If only we could do better.
Oh, one second, though. You know, I'm embarrassed to admit so deep into this letter that, it turns out, all of those wild ideas I listed before... actually are happening. It just took a quick look at The River City News -- that's Covington's own alt-news publication -- to see what Covington has been up to... in just the last month.
Oh, and it turns out Covington's violent crime rates are actually on par with, when not lower than, its neighbors'. I just saw those figures, too. Oops. They weren't that hard to find, turns out. I guess I'm not the one who should be hanging my head in shame, after all. 

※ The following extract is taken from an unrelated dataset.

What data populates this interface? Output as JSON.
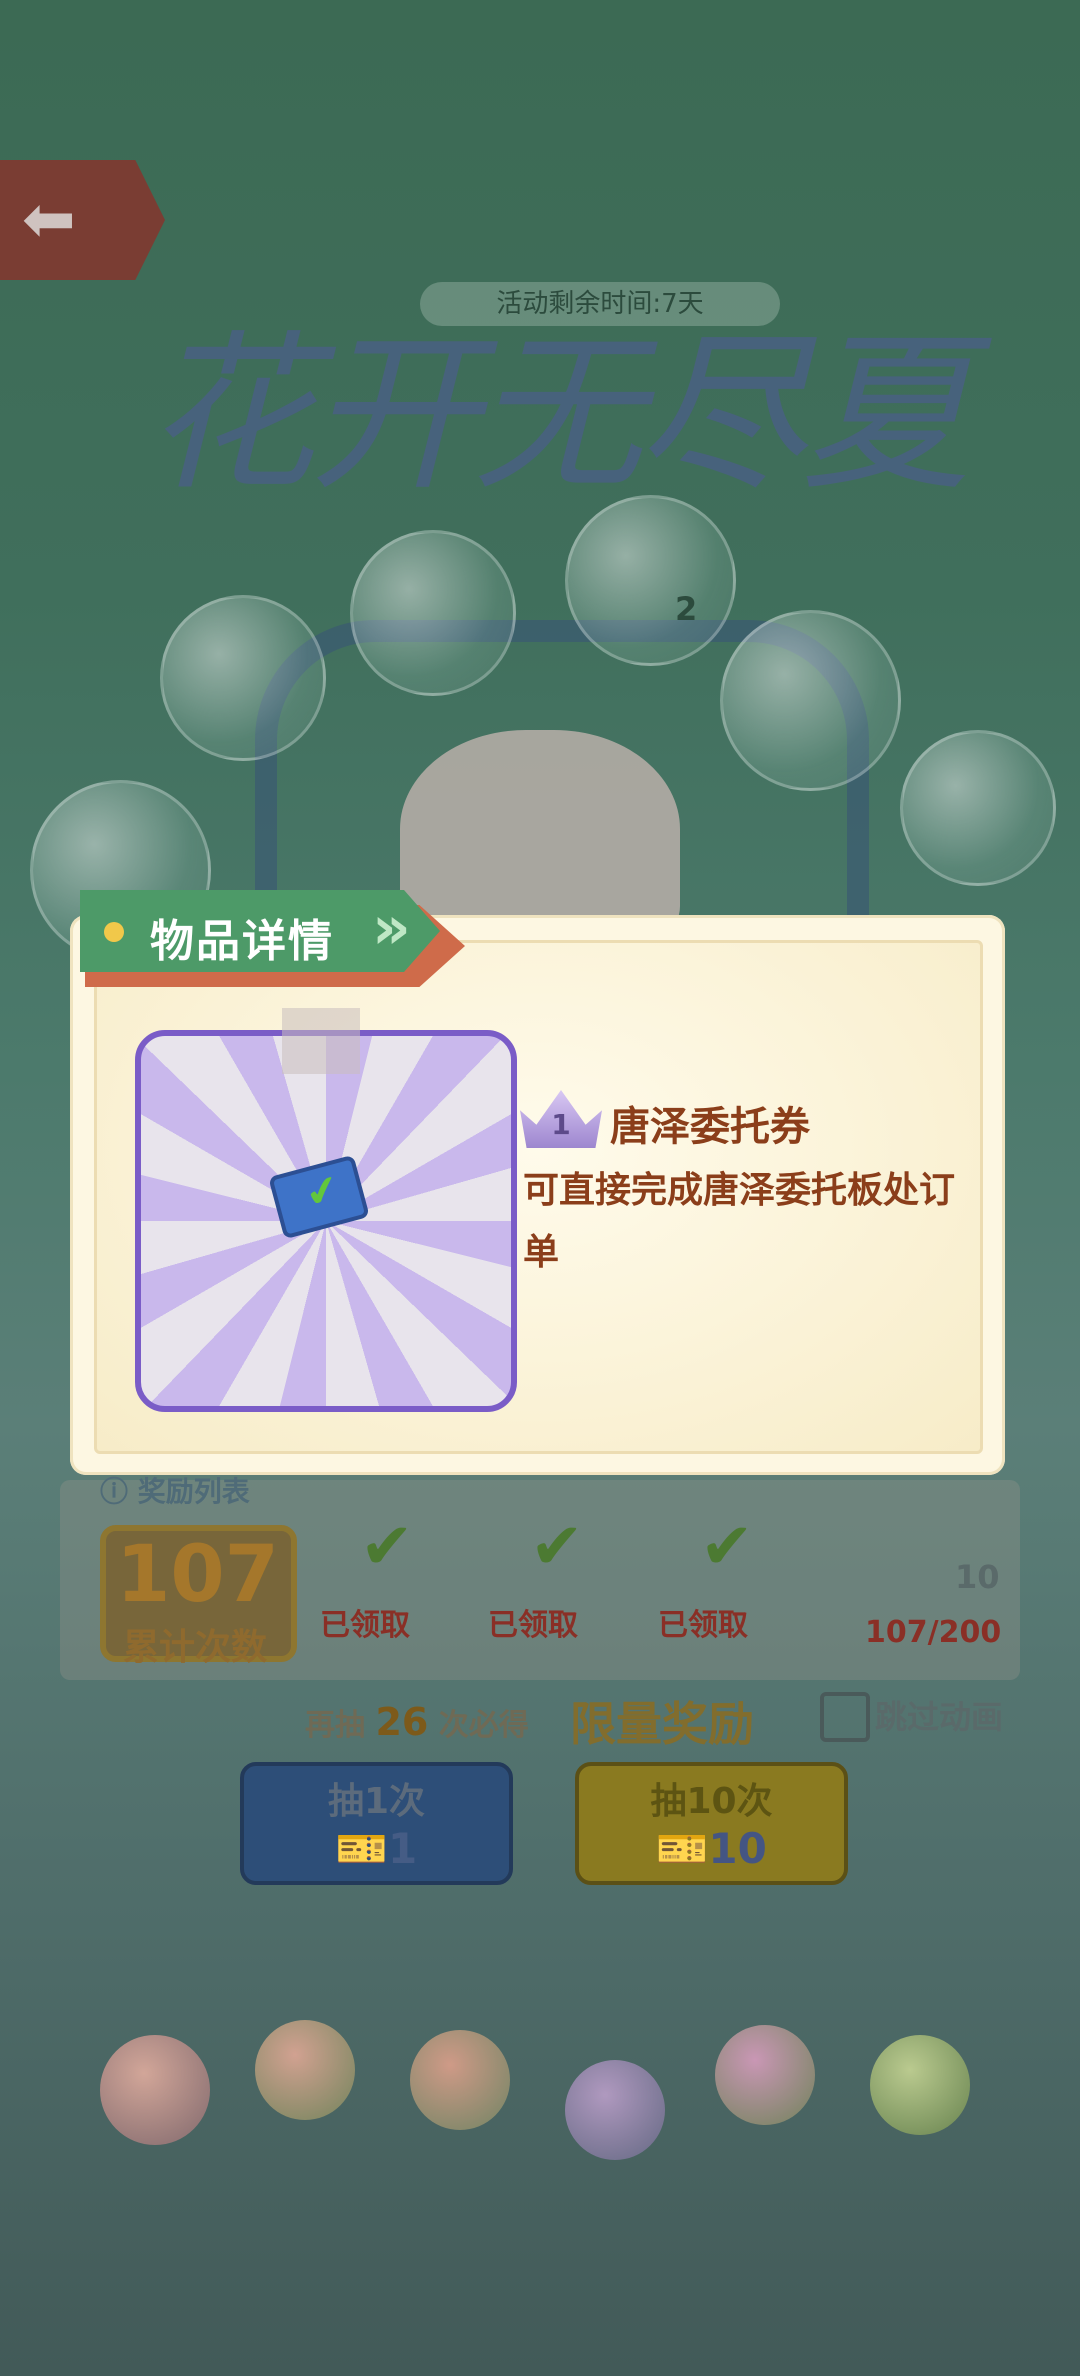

Now, Ms. Wilson is right to call out Kentucky's zero-tolerance policies that favor jail-time over treatment as part of the problem. And she's also right to say that, overall, Covington has work to do regarding its gateways and welcome mats throughout the city.
But we are not a city of criminals, violent or otherwise. We are not a city of mute-mouthed mountain people. We are not a network of dark alleyways, plotting to prey on you outsiders.
We are a city and on the rise and a community that wants to be a part of the Greater Cincinnati machine. 
And, more so than those four men raping that teenage girl and distributing video footage of the crime, it is fear-based, elitist articles like Ms. Wilson's that are actually raping our city, setting back the progress so many of us are working so hard everyday, in so many different ways, to make happen.
Ms. Wilson, I -- and many others -- know what Covington is capable of. And I also believe that you're capable of better, if you only knew.
Is it okay if I cancel my "loyal reader" status? While I'm at it, do you mind if I let my fellow, Covington-based CityBeat loyalists know they should go ahead and do the same? Y'all don't need the lawless, senseless, and depraved for readers. Besides, most of us can't read down here, anyway.